Cloud computing has displayed exponential growth in the past few years and most tech experts believe that this growth is likely to continue for many years to come. According to estimates, the hybrid cloud space alone will grow to be a $91.74 billion market by 2021, from $33.28 billion in 2016, which would represent a compounded annual growth rate of 22.5%. Despite this remarkable expected growth, there was a contradictory phenomenon we observed while conducting our extensive research on the portfolios of the over 800 funds we track; hedge funds were reducing their exposure to many cloud computing stocks in the first quarter of 2016. While this could just be a one-off phenomenon where hedge funds felt less bullish about the space, or simply wanted to devote resources to other sectors, it is still worth analyzing. Therefore, in this article, we will take a look at five stocks from the cloud computing space which saw the largest drops in their popularity during the first quarter among the hedge funds in our database.
Through extensive research, we determined that imitating some of the picks of hedge funds and other institutional investors can help generate market-beating returns over the long run. The key is to focus on the small-cap picks of these investors, since they are usually less followed by the broader market and are less price-efficient. Our backtests that covered the period between 1999 and 2012, showed that following the 15 most popular small-caps among hedge funds can help a retail investor beat the market by an average of 95 basis points per month (see more details here).

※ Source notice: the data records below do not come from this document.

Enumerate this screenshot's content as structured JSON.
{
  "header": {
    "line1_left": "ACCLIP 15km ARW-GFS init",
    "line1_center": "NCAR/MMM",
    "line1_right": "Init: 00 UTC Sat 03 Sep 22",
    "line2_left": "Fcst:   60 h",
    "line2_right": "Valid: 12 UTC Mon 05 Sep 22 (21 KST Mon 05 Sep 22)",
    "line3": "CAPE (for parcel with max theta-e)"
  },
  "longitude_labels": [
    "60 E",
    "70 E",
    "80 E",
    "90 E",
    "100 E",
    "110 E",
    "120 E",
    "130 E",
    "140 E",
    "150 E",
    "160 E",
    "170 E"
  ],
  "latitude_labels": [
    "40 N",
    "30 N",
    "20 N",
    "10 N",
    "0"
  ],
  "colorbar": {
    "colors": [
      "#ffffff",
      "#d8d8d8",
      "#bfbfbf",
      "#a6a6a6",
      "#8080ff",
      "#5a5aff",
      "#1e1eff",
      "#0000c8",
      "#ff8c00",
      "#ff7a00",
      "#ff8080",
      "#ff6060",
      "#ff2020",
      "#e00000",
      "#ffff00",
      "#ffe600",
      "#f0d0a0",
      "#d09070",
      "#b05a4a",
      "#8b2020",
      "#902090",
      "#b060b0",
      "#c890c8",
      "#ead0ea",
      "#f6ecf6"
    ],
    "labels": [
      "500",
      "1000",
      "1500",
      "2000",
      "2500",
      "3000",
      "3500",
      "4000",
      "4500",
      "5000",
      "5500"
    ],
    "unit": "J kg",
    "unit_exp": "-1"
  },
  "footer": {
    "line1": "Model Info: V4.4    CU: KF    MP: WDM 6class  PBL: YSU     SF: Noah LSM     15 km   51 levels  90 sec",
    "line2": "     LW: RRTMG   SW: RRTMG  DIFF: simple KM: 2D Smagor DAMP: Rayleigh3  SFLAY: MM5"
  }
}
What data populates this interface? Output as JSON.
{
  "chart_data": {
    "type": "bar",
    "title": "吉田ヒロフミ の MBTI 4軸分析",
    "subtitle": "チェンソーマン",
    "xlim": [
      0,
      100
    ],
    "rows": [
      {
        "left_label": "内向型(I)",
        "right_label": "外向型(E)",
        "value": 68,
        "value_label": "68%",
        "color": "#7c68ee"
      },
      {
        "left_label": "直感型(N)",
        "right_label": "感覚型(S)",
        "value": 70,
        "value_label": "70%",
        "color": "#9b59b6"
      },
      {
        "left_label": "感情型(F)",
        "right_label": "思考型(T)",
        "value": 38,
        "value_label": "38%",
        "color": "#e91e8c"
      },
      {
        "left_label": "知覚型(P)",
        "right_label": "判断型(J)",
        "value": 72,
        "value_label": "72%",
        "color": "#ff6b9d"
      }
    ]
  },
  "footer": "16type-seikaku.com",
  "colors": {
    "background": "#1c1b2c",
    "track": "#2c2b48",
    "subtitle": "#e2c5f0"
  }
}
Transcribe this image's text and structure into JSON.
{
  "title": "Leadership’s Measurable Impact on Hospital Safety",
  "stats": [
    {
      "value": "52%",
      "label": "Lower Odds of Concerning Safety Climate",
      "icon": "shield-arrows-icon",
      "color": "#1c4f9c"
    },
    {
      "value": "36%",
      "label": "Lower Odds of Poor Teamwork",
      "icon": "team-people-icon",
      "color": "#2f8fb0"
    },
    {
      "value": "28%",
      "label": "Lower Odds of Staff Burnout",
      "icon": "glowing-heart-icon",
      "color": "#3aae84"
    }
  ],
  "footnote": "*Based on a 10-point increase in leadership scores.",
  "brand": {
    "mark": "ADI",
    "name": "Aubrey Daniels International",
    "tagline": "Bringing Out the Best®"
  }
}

F5 Networks, Inc. (NASDAQ:FFIV)
– Investors with long positions (as of March 31) : 28
– Aggregate value of investors’ holdings (as of March 31): $1 Billion
Let’s start with F5 Networks, Inc. (NASDAQ:FFIV), which saw its ownership among funds in our system drop by five during the first quarter, though the aggregate value of their holdings in it rose by $238 million during the same period, some of which can be attributed to the 9% rise in F5 Networks, Inc. (NASDAQ:FFIV)’s stock during the quarter. Though shares of the developer of application delivery services have appreciated by 12% so far in 2016, they are still down by 14% over the last year. Since the company is currently trading at a trailing P/E of 21.54, lower than the industry average of 29.26, and is one of the few cloud computing companies that is highly profitable, most analysts expect its stock to perform well going forward. This includes analysts at Drexel Hamilton, who on April 21 reiterated their ‘Overweight’ rating and $145 price target on the stock. Billionaire Jim Simons‘ Renaissance Technologies upped its stake in F5 Networks by 6% to 1.08 million shares during the first quarter.
Citrix Systems, Inc. (NASDAQ:CTXS)
– Investors with long positions (as of March 31) : 40
– Aggregate value of investors’ holdings (as of March 31): $1.44 Billion
Citrix Systems, Inc. (NASDAQ:CTXS) is one of the purest plays one can find in the cloud space, as the company’s primary business revolves around selling products and services that enable the delivery of applications and data over various types of clouds, to virtually any type of device. Though its stock was stuck in the $60-to-$80 range for much of the last five years, it has recently broken above that range convincingly and is trading near to its 52-week high. Nonetheless, the number of hedge funds in our database that held a stake in Citrix Systems, Inc. (NASDAQ:CTXS) dropped by five in the first quarter, while the aggregate value of their holdings in it fell by about $30 million despite shares gaining about 4% during the quarter. Funds that reduced their stake in the company during the first quarter included Craig C. Albert‘s Sheffield Asset Management, which cut its holding down by 38% to 226,788 shares.